Multimedia Retrieval


Overview
We use mixture models to jointly model different media for the task of information retrieval. Documents of different media are associated together (for example, the musical score and lyrics for a song, or the image and archival comments of a painting), and clustering is performed on the associated sets of media using expectation maximization (EM), or online EM.

Once the documents are clustered, a query can be entered, and we return a set of ranked results. The query can be composed of any combination of media that the database accepts, for example, a few bars of a piece of music and some words of the lyrics. The query is then clustered with the database, and results are randomly sampled from the clusters, based on the mixture components of the query. For each sample, we find the best unreturned match for the query in the selected cluster and return it.

Querying can be used in two ways. First, partial information (keywords, melodies) can be submitted to find documents that match the search criteria. Second, entire documents (lyric sheets, musical scores, and/or images) can be submitted to find documents in the database that are similar. For example, submitting TS Eliot's poem, The Waste Land to the music-lyrics database described below will return songs with similar relative word frequencies.

This research has grown out of the work of Nando de Freitas, Kobus Barnard and others at Berkeley. The UBC SML multimedia retrieval researchers are Eric Brochu and Nando de Freitas.


J S Bach -- Toccata and Fugue in D Minor (score)
J S Bach -- Invention #5

Nine Inch Nails -- Closer (score and lyrics)
Nine Inch Nails -- I Do Not Want This

T S Eliot -- The Waste Land (text poem)
The Cure -- One Hundred Years

Using multimedia retrieval to find documents similar to a query. Queries composed of text and/or music documents are shown in blue and the first-ranked matches are shown in green.


Combining media can help us find better results. In this (admittedly artificial) example, we have information about the song The Boy With a Thorn in His Side, by The Smiths, represented by the song's score and the cover of an album on which it appears (left). We wish to find other similar songs. Querying using the album cover alone identifies as the closest match Moby's Alone on the album Animal Rights (center). But by including both the image and the musical score, we find the song Bigmouth Strikes Again, on the Smiths' album, The Queen is Dead (right). We are able to combine music and images to find matches that are similar both visually and musically.

Name that song
The first implementation of our multimedia retrieval models was a MATLAB system for querying songs on musical scores and lyrics [1]. Each datum consisted of a lyric sheet, represented in a standard "bag of words" format, and the notes of the song, which were extracted from MIDI files using existing software, and represented internally as a Markov transition frequency matrix.
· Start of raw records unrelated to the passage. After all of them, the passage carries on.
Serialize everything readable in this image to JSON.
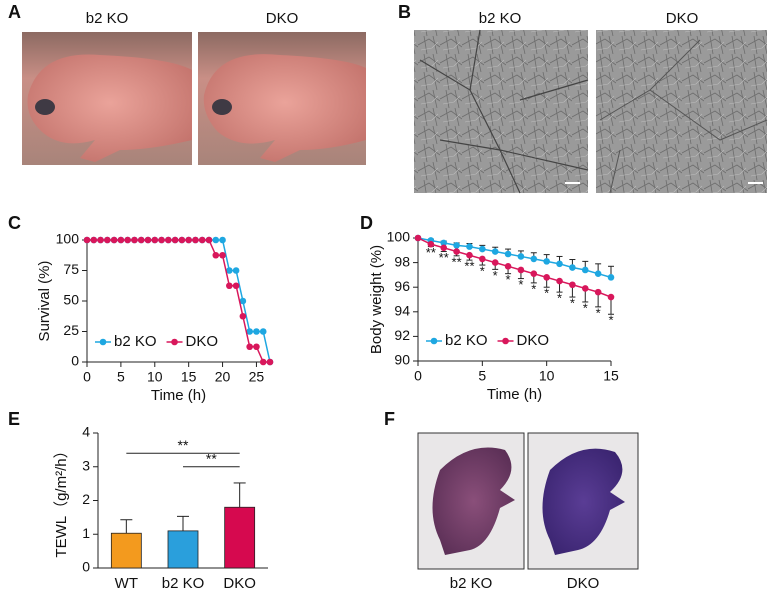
{
  "panels": {
    "A": {
      "label": "A",
      "captions": [
        "b2 KO",
        "DKO"
      ]
    },
    "B": {
      "label": "B",
      "captions": [
        "b2 KO",
        "DKO"
      ]
    },
    "C": {
      "label": "C"
    },
    "D": {
      "label": "D"
    },
    "E": {
      "label": "E"
    },
    "F": {
      "label": "F",
      "captions": [
        "b2 KO",
        "DKO"
      ]
    }
  },
  "chart_data": [
    {
      "type": "line",
      "xlabel": "Time (h)",
      "ylabel": "Survival (%)",
      "x": [
        0,
        1,
        2,
        3,
        4,
        5,
        6,
        7,
        8,
        9,
        10,
        11,
        12,
        13,
        14,
        15,
        16,
        17,
        18,
        19,
        20,
        21,
        22,
        23,
        24,
        25,
        26,
        27
      ],
      "series": [
        {
          "name": "b2 KO",
          "color": "#1ea7e1",
          "values": [
            100,
            100,
            100,
            100,
            100,
            100,
            100,
            100,
            100,
            100,
            100,
            100,
            100,
            100,
            100,
            100,
            100,
            100,
            100,
            100,
            100,
            75,
            75,
            50,
            25,
            25,
            25,
            0
          ]
        },
        {
          "name": "DKO",
          "color": "#d8175b",
          "values": [
            100,
            100,
            100,
            100,
            100,
            100,
            100,
            100,
            100,
            100,
            100,
            100,
            100,
            100,
            100,
            100,
            100,
            100,
            100,
            87.5,
            87.5,
            62.5,
            62.5,
            37.5,
            12.5,
            12.5,
            0,
            0
          ]
        }
      ],
      "xlim": [
        0,
        27
      ],
      "xticks": [
        0,
        5,
        10,
        15,
        20,
        25
      ],
      "ylim": [
        0,
        100
      ],
      "yticks": [
        0,
        25,
        50,
        75,
        100
      ],
      "legend": "lower left"
    },
    {
      "type": "line",
      "xlabel": "Time (h)",
      "ylabel": "Body weight (%)",
      "x": [
        0,
        1,
        2,
        3,
        4,
        5,
        6,
        7,
        8,
        9,
        10,
        11,
        12,
        13,
        14,
        15
      ],
      "series": [
        {
          "name": "b2 KO",
          "color": "#1ea7e1",
          "values": [
            100,
            99.8,
            99.6,
            99.4,
            99.3,
            99.1,
            98.9,
            98.7,
            98.5,
            98.3,
            98.1,
            97.9,
            97.6,
            97.4,
            97.1,
            96.8
          ],
          "errors": [
            0,
            0.1,
            0.15,
            0.2,
            0.25,
            0.3,
            0.35,
            0.4,
            0.45,
            0.5,
            0.55,
            0.6,
            0.65,
            0.7,
            0.8,
            0.9
          ],
          "error_direction": "up"
        },
        {
          "name": "DKO",
          "color": "#d8175b",
          "values": [
            100,
            99.5,
            99.2,
            98.9,
            98.6,
            98.3,
            98.0,
            97.7,
            97.4,
            97.1,
            96.8,
            96.5,
            96.2,
            95.9,
            95.6,
            95.2
          ],
          "errors": [
            0,
            0.2,
            0.3,
            0.35,
            0.4,
            0.5,
            0.55,
            0.6,
            0.7,
            0.75,
            0.8,
            0.9,
            1.0,
            1.1,
            1.2,
            1.4
          ],
          "error_direction": "down",
          "significance": [
            null,
            "**",
            "**",
            "**",
            "**",
            "*",
            "*",
            "*",
            "*",
            "*",
            "*",
            "*",
            "*",
            "*",
            "*",
            "*"
          ]
        }
      ],
      "xlim": [
        0,
        15
      ],
      "xticks": [
        0,
        5,
        10,
        15
      ],
      "ylim": [
        90,
        100
      ],
      "yticks": [
        90,
        92,
        94,
        96,
        98,
        100
      ],
      "legend": "lower left"
    },
    {
      "type": "bar",
      "ylabel": "TEWL（g/m²/h）",
      "categories": [
        "WT",
        "b2 KO",
        "DKO"
      ],
      "values": [
        1.03,
        1.1,
        1.8
      ],
      "errors": [
        0.4,
        0.43,
        0.72
      ],
      "colors": [
        "#f39a1e",
        "#2a9fdc",
        "#d6094f"
      ],
      "ylim": [
        0,
        4
      ],
      "yticks": [
        0,
        1,
        2,
        3,
        4
      ],
      "brackets": [
        {
          "from": 0,
          "to": 2,
          "y": 3.4,
          "label": "**"
        },
        {
          "from": 1,
          "to": 2,
          "y": 3.0,
          "label": "**"
        }
      ]
    }
  ]
}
A query can be a series of notes from the song and/or words from the lyrics. Currently, the notes must be entered in GUIDO notation, an ASCII music representation, which is a bit awkward. Ideally, we would implement "query-by-humming" as a more user-friendly solution.

The Sound of an album cover
Give the success of our music-text model, our somewhat obvious next step was to add graphics to the mix. In our implementation, we used the same data as in our previous effort, but with each song we associated a JPEG file -- the cover of the album on which the song appears [2]. Images are represented internally by vectors representing the intensity histogram of the image.

Queries on the music-text-image model may consist of words, music (still in GUIDO format), and/or JPEG files. The addition of images adds a new level of complexity. While text and music can easily be determined to match or not match a query, images are much more subjective. Furthermore, there is the question as how an image is to be represented. Our image-histogram multinomial model does quite well for matching colour schema, but is incapable of finding recognizing shapes.

Publications
[1] Eric Brochu and Nando de Freitas. "Name that Song!": A Probabilistic Approach to Querying on Music and Text. NIPS 2003.

[2] Eric Brochu, Nando de Freitas and Kejie Bao. The Sound of an Album Cover: A Probabilistic Approach to Multimedia. AI-Stats 2003.